MI5, Britain's Security Service responsible for protecting the United Kingdom against threats to national security, spied on Nobel-Prize novelist Doris Lessing for 20 years, between 1943 and 1964.

It was Lessing's anti-racism stance and her membership in the Communist Party that worried MI5. Her movements were documented during her younger years by MI5 both in her homeland in Africa and in England, declassified records now show, according to BBC News.

Lessing was born in Kermanshan in western Iran, where her British father was a clerk with the Imperial Bank of Persia. In 1925 the family moved to Southern Rhodesia, now Zimbabwe.

Lessing first came to MI5's notice in the early 1940s in Southern Rhodesia when, as Doris Tayler, she married Gottfried Lessing, a communist activist and leading figure in the Left Book Club, whom she met and married in 1945. They divorced in 1949.

"Her flat is visited by persons of various nationalities ... It is possible that the flat is being used for immoral purposes," states her declassified file, which was released at the National Archives on Friday, The Guardian reported.

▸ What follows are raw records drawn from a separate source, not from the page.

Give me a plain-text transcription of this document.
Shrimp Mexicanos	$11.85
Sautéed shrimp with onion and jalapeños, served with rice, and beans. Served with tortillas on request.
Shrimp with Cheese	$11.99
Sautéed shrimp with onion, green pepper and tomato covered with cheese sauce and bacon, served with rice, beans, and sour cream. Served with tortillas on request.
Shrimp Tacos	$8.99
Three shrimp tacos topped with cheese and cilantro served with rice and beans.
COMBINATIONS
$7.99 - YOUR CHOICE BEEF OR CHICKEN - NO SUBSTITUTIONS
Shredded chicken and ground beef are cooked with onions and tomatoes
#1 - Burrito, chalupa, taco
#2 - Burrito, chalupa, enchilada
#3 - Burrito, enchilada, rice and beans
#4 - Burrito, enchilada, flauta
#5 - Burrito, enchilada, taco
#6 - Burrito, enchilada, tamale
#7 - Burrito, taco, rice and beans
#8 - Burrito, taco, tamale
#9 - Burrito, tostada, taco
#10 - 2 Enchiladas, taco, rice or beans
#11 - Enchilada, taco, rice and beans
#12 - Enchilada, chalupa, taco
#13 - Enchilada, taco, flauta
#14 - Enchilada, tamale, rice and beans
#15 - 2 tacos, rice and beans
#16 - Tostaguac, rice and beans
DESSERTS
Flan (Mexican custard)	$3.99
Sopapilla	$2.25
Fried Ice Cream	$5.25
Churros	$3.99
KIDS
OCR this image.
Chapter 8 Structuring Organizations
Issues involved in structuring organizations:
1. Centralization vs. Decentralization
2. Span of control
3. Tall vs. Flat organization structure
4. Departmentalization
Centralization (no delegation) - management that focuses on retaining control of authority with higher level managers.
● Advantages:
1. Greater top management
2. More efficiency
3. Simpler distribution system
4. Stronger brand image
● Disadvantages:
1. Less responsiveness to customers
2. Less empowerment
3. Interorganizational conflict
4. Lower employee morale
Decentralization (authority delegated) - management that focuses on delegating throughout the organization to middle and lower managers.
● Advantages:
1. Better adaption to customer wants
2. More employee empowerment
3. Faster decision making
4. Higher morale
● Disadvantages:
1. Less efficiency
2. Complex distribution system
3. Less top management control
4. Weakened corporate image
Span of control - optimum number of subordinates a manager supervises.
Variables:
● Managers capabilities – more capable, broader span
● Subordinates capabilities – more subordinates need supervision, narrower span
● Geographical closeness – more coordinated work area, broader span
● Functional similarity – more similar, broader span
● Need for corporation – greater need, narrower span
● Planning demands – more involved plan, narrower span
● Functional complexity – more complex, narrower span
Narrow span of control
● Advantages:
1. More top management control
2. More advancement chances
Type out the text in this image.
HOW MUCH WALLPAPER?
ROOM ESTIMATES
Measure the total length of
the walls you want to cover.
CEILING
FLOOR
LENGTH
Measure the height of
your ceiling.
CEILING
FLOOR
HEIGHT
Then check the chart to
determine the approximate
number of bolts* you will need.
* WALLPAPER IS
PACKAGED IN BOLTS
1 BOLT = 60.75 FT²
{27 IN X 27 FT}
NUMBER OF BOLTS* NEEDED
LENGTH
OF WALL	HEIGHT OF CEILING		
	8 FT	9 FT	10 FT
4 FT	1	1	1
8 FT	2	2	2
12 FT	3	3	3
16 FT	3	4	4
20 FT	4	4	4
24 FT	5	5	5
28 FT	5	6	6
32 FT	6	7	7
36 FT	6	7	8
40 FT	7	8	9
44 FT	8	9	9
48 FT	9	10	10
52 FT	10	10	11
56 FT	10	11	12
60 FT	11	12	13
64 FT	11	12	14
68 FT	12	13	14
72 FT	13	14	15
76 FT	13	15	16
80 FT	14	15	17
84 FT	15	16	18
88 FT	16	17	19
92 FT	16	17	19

One Southern Rhodesian Special Branch memo dated April 1956 describes how Lessing and Paul Hogarth, the artist and illustrator who was also a Communist Party member, were tailed during a visit to the country. Southern Rhodesia Special Branch director BM de Quehen wrote that Lessing's party was "taking a great deal of evasive action and abnormal security precautions" in their borrowed Ford Consul to shake off surveillance. "It is not really known what mischief they are up to," he added, according to The Telegraph.

Doris Lessing was a British novelist, poet, playwright, biographer and short story writer. Her books include "The Golden Notebook," "The Sweetest Dream" and "The Grass is Singing," as well a number of short story collections.

Lessing, who died in 2013 at the age of 94, won the Nobel Prize for Literature in 2007.